The robotic group leader, Walt Waltz said that the aircraft ground refuelling equipment had improved but the method of refuelling had changed minimally. “It is still a manual process that involves personnel handling the fuel supply hose, attaching, and then detaching it,” Waltz said.

The robotic leader said that researchers based at the directorate’s Airbase Technologies Division, located at Tyndall Air Force Base, Florida, received a request from officials at the Air Education and Training Command, the Air Force Petroleum Agency and the Naval Air Systems Command to develop an automated system to refuel the F-35, while on the ground.

Explaining the process, Waltz said that once completed, an operator will use this robotic system to initiate refuelling with the push of a button on an operational control unit from several hundred feet away. The unit will communicate with a computer that will govern the robot’s actions.

“The robot will be tethered to a fuel hydrant by a pantograph. This multi-jointed, moving pipeline will follow behind the robot and supply it with fuel. A vision-based guidance system will direct the robot’s movements. Vision and proximity sensors will observe the aircraft’s location and the robot’s approach path. The guidance system will confirm the aircraft type, assess its orientation, and locate the fuel door. The robot will then position itself near the fuel door. Once in position, accurate angular measurements will align the nozzle with the single point refuelling adapter on the aircraft. The robot will attach the fuel nozzle and begin fueling. At completion, a similar reverse procedure will detach and retract the robot from the aircraft,” the official said.

Throughout the refueling process, the guidance sensors will monitor unexpected changes in proximity to the aircraft or objects on the ground to prevent unwanted contact. The system’s operator will use the operational control unit to monitor the simultaneous activities of one or more robots. A quick safety abort function will halt the system should a problem arise, he said.

Waltz said that recently a demonstration was shown using a vision-guided robot to move a refuelling nozzle to an aircraft mock-up, locate the single point refuelling adapter, and place a refuelling nozzle on the adapter.

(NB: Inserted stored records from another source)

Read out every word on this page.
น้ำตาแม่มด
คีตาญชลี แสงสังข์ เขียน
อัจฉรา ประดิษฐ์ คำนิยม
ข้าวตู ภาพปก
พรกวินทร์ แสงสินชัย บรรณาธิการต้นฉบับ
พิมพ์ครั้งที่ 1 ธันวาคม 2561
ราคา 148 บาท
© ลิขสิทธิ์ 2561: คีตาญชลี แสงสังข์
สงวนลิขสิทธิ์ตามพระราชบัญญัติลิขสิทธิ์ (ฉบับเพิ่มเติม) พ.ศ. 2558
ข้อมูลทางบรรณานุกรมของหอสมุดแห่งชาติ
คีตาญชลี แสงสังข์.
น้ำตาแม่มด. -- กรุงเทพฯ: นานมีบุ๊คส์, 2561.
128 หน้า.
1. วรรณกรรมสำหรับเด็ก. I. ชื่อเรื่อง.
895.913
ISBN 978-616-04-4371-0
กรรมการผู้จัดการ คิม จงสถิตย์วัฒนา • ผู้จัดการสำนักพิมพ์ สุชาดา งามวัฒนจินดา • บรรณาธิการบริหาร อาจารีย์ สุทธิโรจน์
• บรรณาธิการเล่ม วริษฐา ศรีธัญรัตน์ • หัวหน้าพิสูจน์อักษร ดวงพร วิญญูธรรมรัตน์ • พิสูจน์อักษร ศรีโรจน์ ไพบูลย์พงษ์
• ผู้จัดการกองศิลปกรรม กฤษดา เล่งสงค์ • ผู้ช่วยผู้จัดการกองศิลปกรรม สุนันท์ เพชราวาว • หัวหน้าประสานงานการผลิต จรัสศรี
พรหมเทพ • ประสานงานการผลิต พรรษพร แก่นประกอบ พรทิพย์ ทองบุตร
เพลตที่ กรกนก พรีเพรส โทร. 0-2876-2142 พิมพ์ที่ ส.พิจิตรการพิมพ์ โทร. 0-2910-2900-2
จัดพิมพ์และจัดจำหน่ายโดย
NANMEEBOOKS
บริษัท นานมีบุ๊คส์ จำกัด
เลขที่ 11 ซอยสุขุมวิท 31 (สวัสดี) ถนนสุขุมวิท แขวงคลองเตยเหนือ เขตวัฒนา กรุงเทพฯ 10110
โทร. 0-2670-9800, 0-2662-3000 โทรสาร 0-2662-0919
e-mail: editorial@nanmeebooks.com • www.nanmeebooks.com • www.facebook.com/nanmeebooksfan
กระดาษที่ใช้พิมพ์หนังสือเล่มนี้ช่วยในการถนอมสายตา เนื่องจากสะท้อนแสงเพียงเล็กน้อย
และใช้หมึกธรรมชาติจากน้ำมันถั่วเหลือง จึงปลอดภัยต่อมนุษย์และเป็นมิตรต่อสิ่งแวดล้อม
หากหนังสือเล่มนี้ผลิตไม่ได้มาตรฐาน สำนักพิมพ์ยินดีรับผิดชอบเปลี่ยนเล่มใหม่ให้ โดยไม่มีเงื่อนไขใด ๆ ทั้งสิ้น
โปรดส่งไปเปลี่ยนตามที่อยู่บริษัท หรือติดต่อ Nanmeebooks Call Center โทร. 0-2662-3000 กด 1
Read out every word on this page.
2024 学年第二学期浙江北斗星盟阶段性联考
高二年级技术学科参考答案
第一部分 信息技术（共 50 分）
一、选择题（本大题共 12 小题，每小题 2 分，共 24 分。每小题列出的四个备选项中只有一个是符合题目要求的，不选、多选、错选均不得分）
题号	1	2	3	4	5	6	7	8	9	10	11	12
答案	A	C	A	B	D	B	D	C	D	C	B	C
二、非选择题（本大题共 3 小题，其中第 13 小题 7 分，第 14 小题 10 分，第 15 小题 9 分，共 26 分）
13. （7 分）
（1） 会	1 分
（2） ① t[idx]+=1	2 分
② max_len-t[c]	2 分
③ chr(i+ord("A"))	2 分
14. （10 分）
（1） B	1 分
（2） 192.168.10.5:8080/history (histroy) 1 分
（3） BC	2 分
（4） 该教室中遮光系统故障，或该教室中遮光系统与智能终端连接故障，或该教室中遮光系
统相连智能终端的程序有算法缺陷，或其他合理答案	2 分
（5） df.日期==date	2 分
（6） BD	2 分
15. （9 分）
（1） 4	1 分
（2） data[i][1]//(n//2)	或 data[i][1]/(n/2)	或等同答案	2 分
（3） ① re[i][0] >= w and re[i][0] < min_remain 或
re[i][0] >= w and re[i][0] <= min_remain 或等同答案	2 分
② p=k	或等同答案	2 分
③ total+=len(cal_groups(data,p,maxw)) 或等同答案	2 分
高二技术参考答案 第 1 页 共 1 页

“A robotic arm was fitted with a charge-coupled device camera and a simulated (single point refueling) nozzle. A personal computer aided by a mainframe computer processed image files from the robot and guided it towards the single point refuelling adapter. The robot slid the simulated nozzle around the adapter and rotated the nozzle. The process was demonstrated several times. The system’s performance during the demonstration helped to prove that an autonomous robot is a feasible alternative to manual refuelling,” Waltz said.